Legendary Dancer Carmen de Lavallade Declines Invitation to Be Honored at the White House

Dancer and choreographer Carmen de Lavallade was one of five artists selected for the 2017 Kennedy Center Honors, which comes with the skin-crawling caveat that winners visit the White House, now a bastion of white nationalist sympathizers and defunders of the arts, to attend a celebratory reception. De Lavallade issued a statement on Thursday in which she kindly declined the invitation, though she noted she’d still happily accept the honor at the Kennedy Center in December.

“In light of the socially divisive and morally caustic narrative that our current leadership is choosing to engage in,” the statement reads, “and in keeping with the principles that I and so many others have fought for, I will be declining to attend the reception at the White House.”

A fellow honoree, television writer and producer Norman Lear, said earlier this month that he was not likely to attend the White House festivities either: “I can’t see myself visiting a White House, what [Trump] called a dump, that dumps on the National Endowment for the Arts.”

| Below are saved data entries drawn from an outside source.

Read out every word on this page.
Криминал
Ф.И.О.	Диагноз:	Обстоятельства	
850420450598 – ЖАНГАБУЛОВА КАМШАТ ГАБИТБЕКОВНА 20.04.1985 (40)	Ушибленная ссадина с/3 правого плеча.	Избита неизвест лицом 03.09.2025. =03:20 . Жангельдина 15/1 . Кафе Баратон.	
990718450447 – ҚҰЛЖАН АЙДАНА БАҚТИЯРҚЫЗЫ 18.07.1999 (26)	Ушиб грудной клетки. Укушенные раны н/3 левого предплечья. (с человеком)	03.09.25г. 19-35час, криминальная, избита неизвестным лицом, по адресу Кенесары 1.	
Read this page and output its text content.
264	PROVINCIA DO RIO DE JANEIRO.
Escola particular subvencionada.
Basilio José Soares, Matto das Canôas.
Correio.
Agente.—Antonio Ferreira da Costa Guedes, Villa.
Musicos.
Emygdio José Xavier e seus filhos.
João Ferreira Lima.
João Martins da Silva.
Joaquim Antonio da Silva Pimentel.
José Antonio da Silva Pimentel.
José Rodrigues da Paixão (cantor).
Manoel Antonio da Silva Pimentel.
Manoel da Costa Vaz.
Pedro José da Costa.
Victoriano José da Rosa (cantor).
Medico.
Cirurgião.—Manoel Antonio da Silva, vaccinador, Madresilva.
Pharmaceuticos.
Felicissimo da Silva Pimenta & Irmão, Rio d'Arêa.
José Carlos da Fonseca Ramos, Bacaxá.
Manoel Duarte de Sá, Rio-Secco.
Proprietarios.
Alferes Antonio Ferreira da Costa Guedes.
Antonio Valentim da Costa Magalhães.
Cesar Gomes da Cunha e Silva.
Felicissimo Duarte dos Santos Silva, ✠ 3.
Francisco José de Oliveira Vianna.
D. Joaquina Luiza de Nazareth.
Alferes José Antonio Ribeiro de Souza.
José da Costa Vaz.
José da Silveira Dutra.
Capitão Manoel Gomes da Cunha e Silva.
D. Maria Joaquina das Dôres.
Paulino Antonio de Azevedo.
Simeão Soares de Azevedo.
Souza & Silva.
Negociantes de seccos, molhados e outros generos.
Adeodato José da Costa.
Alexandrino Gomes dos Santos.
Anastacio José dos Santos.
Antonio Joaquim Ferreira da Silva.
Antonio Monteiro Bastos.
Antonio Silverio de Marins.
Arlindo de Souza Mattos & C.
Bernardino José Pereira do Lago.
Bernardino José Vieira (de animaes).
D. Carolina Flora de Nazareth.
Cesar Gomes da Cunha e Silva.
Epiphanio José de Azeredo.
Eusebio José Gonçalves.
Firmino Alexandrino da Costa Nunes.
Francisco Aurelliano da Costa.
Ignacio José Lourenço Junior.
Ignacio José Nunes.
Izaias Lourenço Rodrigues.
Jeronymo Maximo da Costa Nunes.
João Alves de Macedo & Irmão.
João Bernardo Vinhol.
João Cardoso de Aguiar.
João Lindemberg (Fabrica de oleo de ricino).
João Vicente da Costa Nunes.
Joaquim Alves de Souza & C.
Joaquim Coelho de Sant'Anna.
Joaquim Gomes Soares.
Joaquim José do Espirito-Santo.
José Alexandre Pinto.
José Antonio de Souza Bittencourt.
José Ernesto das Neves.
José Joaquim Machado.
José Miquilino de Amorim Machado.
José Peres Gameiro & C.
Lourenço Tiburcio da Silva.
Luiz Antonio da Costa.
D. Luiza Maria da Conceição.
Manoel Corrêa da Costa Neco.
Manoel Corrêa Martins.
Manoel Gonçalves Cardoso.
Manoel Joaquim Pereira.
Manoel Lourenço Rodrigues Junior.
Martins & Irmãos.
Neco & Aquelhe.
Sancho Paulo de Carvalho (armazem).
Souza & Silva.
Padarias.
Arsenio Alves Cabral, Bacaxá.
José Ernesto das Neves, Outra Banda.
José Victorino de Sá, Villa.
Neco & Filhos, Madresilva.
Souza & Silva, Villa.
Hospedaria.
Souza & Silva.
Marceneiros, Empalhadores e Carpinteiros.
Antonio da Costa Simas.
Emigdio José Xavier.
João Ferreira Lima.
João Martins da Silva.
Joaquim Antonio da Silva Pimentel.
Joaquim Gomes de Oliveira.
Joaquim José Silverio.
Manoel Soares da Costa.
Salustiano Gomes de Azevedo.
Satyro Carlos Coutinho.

Lionel Richie, another Kennedy Center award recipient, said this week during an appearance on the Today show that he’s “gonna just play it by ear,” while Cuban American singer Gloria Estefan said she’d attend the reception, but only to try to talk to Trump about how wrong he is on immigration, which is pure folly, though well-intentioned. According to Metro UK, however, Estefan and Richie are still not confirmed to attend the event, so it looks like they’re both mulling it over. At this point, with Lavallade backing out, the only confirmed attendee is LL Cool J.